十根川集落は1204年、壇ノ浦から逃げ延びて隠住した平家の落人と追う源氏側との物語が漂う十根川神社と、平成10年に国の重要伝統的建造物群保存地区に選定された、黒光りする石州瓦に統一された民家と石垣が織りなす佇まいの、見事な集落景観で成り立っている魅力的なコースです。
集合場所にて受付を済ませ、簡単な自己紹介と足腰の準備体操をして、出発。集落入口にある駐車場がコースの起点。コース順路は、普段は十根川神社の参道として、あるいは地元住人のための農作業道でもあります。
案内は、集落在住の案内人である那須敬美さんにお任せしました。
十根川神社の境内では、コース最初の屈指の撮影ポイントである御神木「八村(やむら)杉」が、圧倒的迫力を伴って眼前にあらわれました。那須大八郎宗久が手生け討伐の折、手植えしたと言われるものです。看板では樹齢は約800年と表記されているが、専門家に調べてもらったところ、屋久杉とほぼ同じ樹齢であるとのこと。さすがは高さ約55m(全国2位)、根周り19m(同4位)のスケール、誰もが圧倒されたようです。
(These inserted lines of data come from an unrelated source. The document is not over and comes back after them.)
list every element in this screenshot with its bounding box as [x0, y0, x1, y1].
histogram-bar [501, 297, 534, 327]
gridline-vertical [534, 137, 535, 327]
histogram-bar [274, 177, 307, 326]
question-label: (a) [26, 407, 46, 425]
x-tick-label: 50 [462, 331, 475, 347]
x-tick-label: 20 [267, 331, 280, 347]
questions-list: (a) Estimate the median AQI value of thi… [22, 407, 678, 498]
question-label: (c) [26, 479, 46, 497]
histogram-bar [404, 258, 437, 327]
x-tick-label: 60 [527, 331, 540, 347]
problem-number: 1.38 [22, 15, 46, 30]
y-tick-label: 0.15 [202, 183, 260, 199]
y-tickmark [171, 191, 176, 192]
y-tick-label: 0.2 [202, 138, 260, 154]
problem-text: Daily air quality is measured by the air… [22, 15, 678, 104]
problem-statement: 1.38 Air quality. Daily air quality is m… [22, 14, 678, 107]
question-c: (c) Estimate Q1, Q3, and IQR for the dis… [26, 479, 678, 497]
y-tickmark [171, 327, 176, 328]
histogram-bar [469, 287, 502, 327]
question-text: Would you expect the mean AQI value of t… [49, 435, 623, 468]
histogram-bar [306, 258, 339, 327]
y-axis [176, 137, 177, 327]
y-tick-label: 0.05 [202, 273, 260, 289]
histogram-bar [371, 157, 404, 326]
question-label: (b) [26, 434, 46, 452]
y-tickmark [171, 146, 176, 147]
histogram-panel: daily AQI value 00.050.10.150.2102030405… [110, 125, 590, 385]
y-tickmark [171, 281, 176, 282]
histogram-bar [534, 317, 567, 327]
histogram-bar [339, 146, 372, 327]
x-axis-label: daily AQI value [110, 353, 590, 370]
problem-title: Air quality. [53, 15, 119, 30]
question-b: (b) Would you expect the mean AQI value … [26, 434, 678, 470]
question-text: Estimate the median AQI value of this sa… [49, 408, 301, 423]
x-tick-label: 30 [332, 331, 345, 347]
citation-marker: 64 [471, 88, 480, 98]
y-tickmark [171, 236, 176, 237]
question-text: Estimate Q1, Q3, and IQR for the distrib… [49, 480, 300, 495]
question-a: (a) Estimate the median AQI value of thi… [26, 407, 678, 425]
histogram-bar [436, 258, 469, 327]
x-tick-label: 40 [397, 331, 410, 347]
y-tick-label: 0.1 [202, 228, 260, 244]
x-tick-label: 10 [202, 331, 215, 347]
十根川神社を出た後は、いよいよ十根川集落のメインコース。 集落内は、石の階段と石垣に沿って続く、迷路のような細道を進みます。途中途中に、路なのか私有地なのか判然としないような場所があるが、コース設定をしたときに住人説明をおこない、理解を得られ、イベント時でなくてもフットパスする人は自由に歩くことができ、住人との挨拶や交流の機会を与えられるなど、意義の高い内容として今も迎え入れてもらえているのです。案内の那須さんがそのあたりは熟知しておられ事前に了解をもらっていることもあり、歓迎ムードの中、楽しく歩かせていただきました。
現在、十根川集落に空き家はなく、住人は約60名ほどとのこと。武者返しの石垣が見事で、傾斜はどこも急勾配、足を踏み外さないようにゆっくり歩きました。見晴らしのいい場所で、那須さんらが準備してくれたお茶とおやつをいただきました。
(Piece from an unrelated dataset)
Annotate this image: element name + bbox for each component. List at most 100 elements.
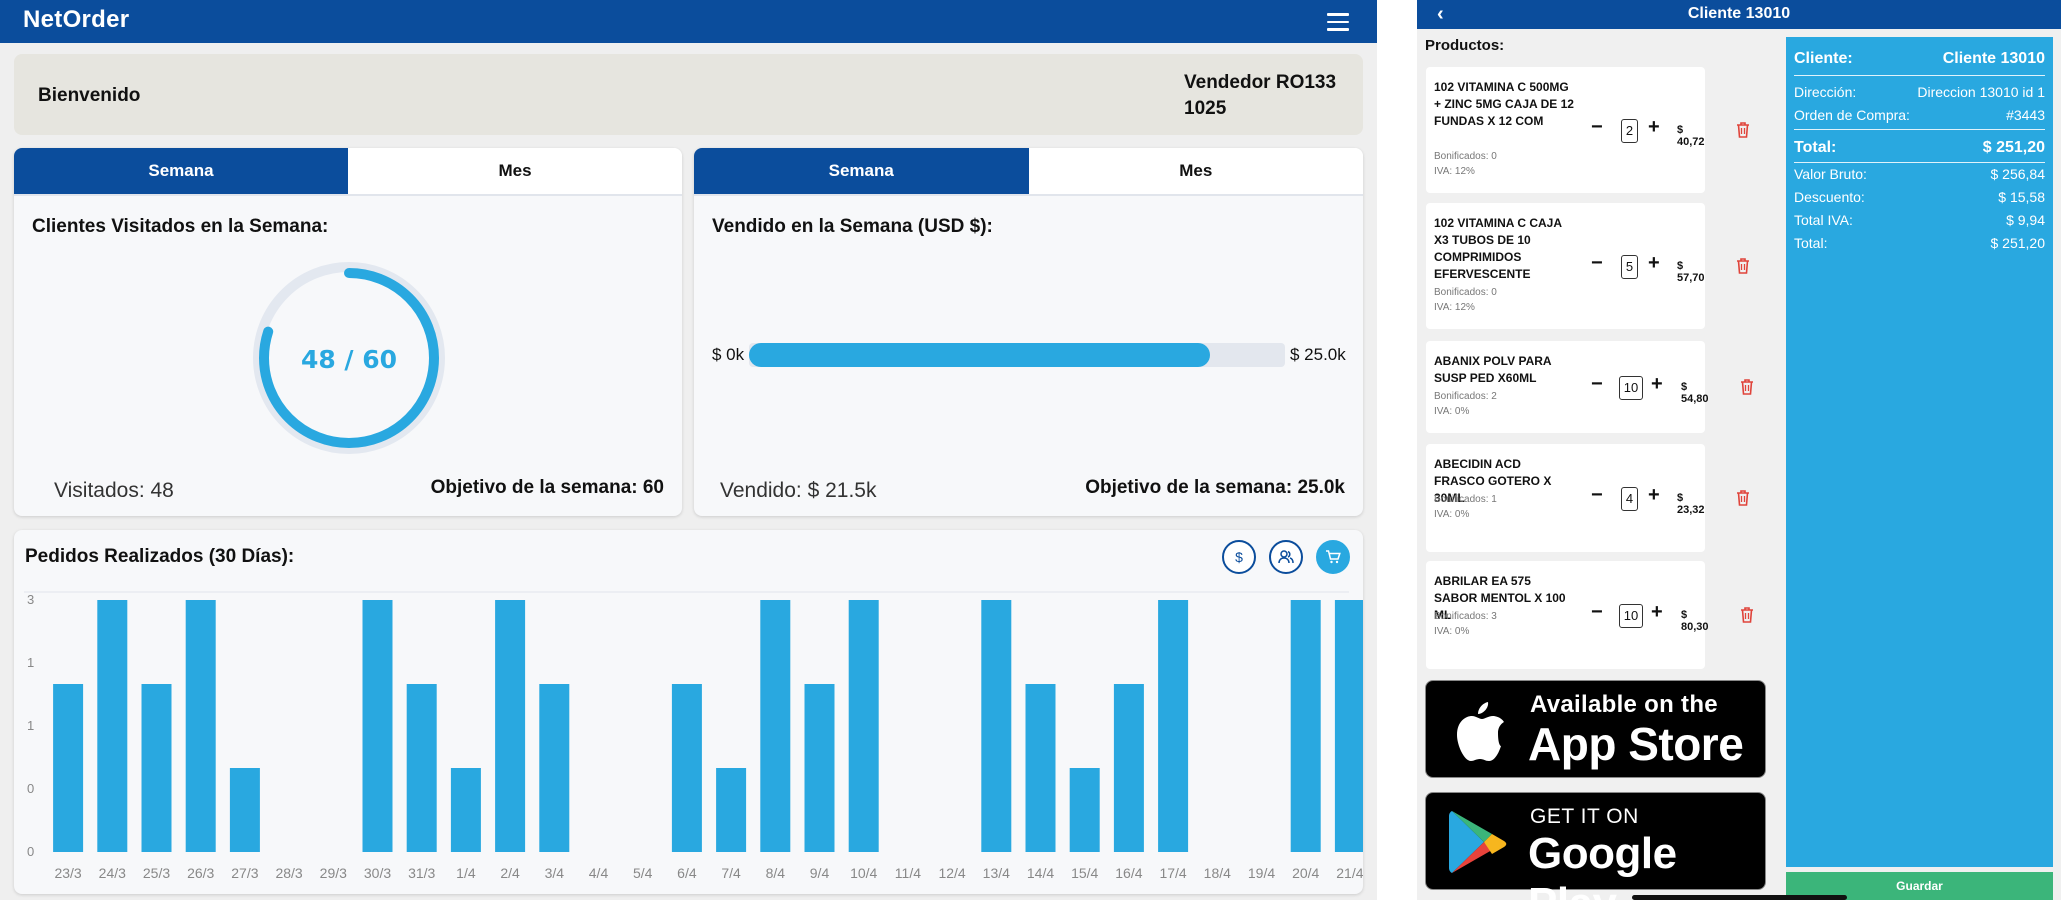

お昼の前に、道の駅『平家本陣』にて椎葉名物の菜豆腐やハチミツなどを購入し、中心街へ。お昼まで時間があったので中心街をプチフットパス。鶴富屋敷などを歩いたり、椎葉の春を堪能しました。
お昼の会場『よこい処しいば屋』では、観光客にも大人気地元椎葉の蕎麦粉を使ったお蕎麦のランチ。豆乳プリンのデザートまで、すべての料理が椎葉ならでは。太めで短い椎葉蕎麦には鴨肉が贅沢に盛られていて、美味しいを連発しながらいただきました。
また、椎葉の新しい特産品として、Uターンして後を継いだ30代の若主人が開発し、今や県内ばかりか全国的に名を知られるようになったバターサンドを、食後はこぞって買い求めたのでした。